Extending the economic operating life of aging steam plants remains a priority at many utilities, given the challenge of obtaining permits for new generation and the lower cost of life-extension projects. More than half of U.S. coal-fired plants are over 30 years of age, and 10% are more than 50 years old. These veterans still have a lot of fight left in them, given an overhaul or two. But such work can uncover unexpected ailments, as operators at the aging Cromby Generating Station (Figure 1) learned.
Exelon’s Cromby Generating Station, located in Phoenixville, Penn., consists of two units: Unit 1 is a coal-fired 144-MW plant; Unit 2 is a 202-MW unit that burns gas or No. 6 fuel oil, depending on market conditions. Unit 1 has accumulated more than 330,000 fired hours since it began commercial service in 1954. Unit 2, commissioned in 1955, remains a favorite dispatch unit in the Exelon fleet and dispels the myth that “it’s the miles and not the age” that determine when a unit should be retired.
Rotor transplant
Unit 2, the focus of this case study, is a conventional steam plant with a three-casing, single-driveline steam turbine (one HP, one IPâsingle-flow LP [IP-SFLP], and one double-flow LP [DFLP]) originally built by Westinghouse (Figure 2). Mitsubishi Power Systems Inc. (MPS) was awarded a contract to retrofit and upgrade the steam turbine to extend its service life. Generating 4% more power with the more-efficient turbine was a welcome side benefit of the project.

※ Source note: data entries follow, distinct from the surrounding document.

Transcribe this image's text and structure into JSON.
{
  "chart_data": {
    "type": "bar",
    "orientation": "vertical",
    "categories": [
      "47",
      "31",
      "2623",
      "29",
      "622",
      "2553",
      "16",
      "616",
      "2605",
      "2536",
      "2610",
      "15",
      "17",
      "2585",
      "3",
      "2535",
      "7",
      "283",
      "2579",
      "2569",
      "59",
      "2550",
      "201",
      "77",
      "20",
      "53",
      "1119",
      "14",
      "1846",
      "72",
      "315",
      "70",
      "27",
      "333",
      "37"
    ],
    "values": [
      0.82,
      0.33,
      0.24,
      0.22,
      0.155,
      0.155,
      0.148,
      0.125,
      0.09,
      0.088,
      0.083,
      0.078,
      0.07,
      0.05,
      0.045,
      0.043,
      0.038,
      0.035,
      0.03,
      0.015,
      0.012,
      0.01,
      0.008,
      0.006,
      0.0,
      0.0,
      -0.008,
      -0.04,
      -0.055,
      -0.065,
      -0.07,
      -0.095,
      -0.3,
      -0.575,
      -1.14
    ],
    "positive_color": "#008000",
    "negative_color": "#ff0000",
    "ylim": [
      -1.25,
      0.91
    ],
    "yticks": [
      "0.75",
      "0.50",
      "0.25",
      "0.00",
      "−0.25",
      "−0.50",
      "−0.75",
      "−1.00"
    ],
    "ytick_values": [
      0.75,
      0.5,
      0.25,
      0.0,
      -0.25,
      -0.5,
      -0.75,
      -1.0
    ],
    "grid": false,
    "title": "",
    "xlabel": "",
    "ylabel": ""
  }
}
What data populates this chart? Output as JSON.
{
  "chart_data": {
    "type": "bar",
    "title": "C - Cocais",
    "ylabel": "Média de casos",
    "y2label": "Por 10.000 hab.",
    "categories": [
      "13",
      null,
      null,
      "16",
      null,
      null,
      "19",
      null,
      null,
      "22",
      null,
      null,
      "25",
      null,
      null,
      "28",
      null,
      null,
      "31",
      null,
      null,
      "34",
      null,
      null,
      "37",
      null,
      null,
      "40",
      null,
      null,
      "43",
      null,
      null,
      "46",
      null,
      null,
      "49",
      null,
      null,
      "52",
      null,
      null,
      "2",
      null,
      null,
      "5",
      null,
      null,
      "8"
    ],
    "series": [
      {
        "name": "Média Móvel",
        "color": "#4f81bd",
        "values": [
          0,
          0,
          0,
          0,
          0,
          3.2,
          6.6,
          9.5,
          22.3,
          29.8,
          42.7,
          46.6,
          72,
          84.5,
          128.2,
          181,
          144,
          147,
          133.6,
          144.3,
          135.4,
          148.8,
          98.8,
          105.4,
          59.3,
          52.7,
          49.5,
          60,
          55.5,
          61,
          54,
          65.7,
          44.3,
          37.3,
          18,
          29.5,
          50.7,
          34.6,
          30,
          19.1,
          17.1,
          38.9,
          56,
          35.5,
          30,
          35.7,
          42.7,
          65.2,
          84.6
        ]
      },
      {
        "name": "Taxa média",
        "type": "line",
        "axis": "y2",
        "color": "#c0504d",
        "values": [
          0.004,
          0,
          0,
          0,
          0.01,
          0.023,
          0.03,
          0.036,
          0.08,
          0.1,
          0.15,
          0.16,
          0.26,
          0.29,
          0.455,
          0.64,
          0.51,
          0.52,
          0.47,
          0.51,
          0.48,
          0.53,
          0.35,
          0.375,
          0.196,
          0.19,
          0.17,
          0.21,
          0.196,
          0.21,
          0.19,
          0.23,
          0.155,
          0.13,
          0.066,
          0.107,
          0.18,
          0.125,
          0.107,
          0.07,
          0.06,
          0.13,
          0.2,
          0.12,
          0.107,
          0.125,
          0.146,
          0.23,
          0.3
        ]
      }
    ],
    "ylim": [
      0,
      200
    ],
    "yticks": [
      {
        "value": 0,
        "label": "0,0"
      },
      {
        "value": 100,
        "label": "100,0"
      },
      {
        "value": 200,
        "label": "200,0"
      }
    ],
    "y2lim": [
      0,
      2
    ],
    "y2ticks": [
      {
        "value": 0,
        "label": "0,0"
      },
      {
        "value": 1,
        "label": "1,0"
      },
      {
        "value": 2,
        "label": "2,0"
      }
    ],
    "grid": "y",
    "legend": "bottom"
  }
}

Figure 2 also illustrates the unit’s rotor bearing arrangement. In this configuration, bearing No. 4, between the IP-SFLP and the DFLP (bearing No. 5), is shared by the two cylinders. Figure 3 compares cross sections of the old and replacement HP steam turbines.
The retrofit project replaced the HP rotor and diaphragms but reused the existing outer casing. The original Curtis control stages were replaced with a single, higher-efficiency Rateau stage, and the reaction blades were redesigned with the latest 3-D design tools. The HP turbine’s inner casing, blade, and dummy rings were replaced; the HP rotor bearings were rebabbitted; and thermocouples for bearing metal temperature were installed. Farther down the driveline, one row of LP L-0 blades and three rows of LP L-1 blades were replaced. The addition of orthogonal vibration measurement instrumentation completed the scope of work. Plant engineers showed excellent foresight in adding this new vibration instrumentation—as you’ll appreciate in a moment.
The upgrades were completed without incident, and the unit was started on November 17, 2003, for testing. Loading of the unit and overspeed tests were also performed without any major problems. However, vibration instability, or oil whirl vibration, in the HP bearings at low-load operating conditions was soon observed. In the following days, several field balancing runs were performed to reduce the vibration levels of bearings 3, 4, and 5. On November 20, after sustaining low-load operation for several minutes, a rather sudden synchronous vibration increase was recorded in bearing 2 (and in bearing 1 to a lesser extent) that prompted a trip of the unit.
During the coast-down, a sudden subsynchronous vibration spike was recorded at approximately 3,500 rpm with a filtered 0.5X value in excess of 15 mils (with direct readings of almost 20 mils).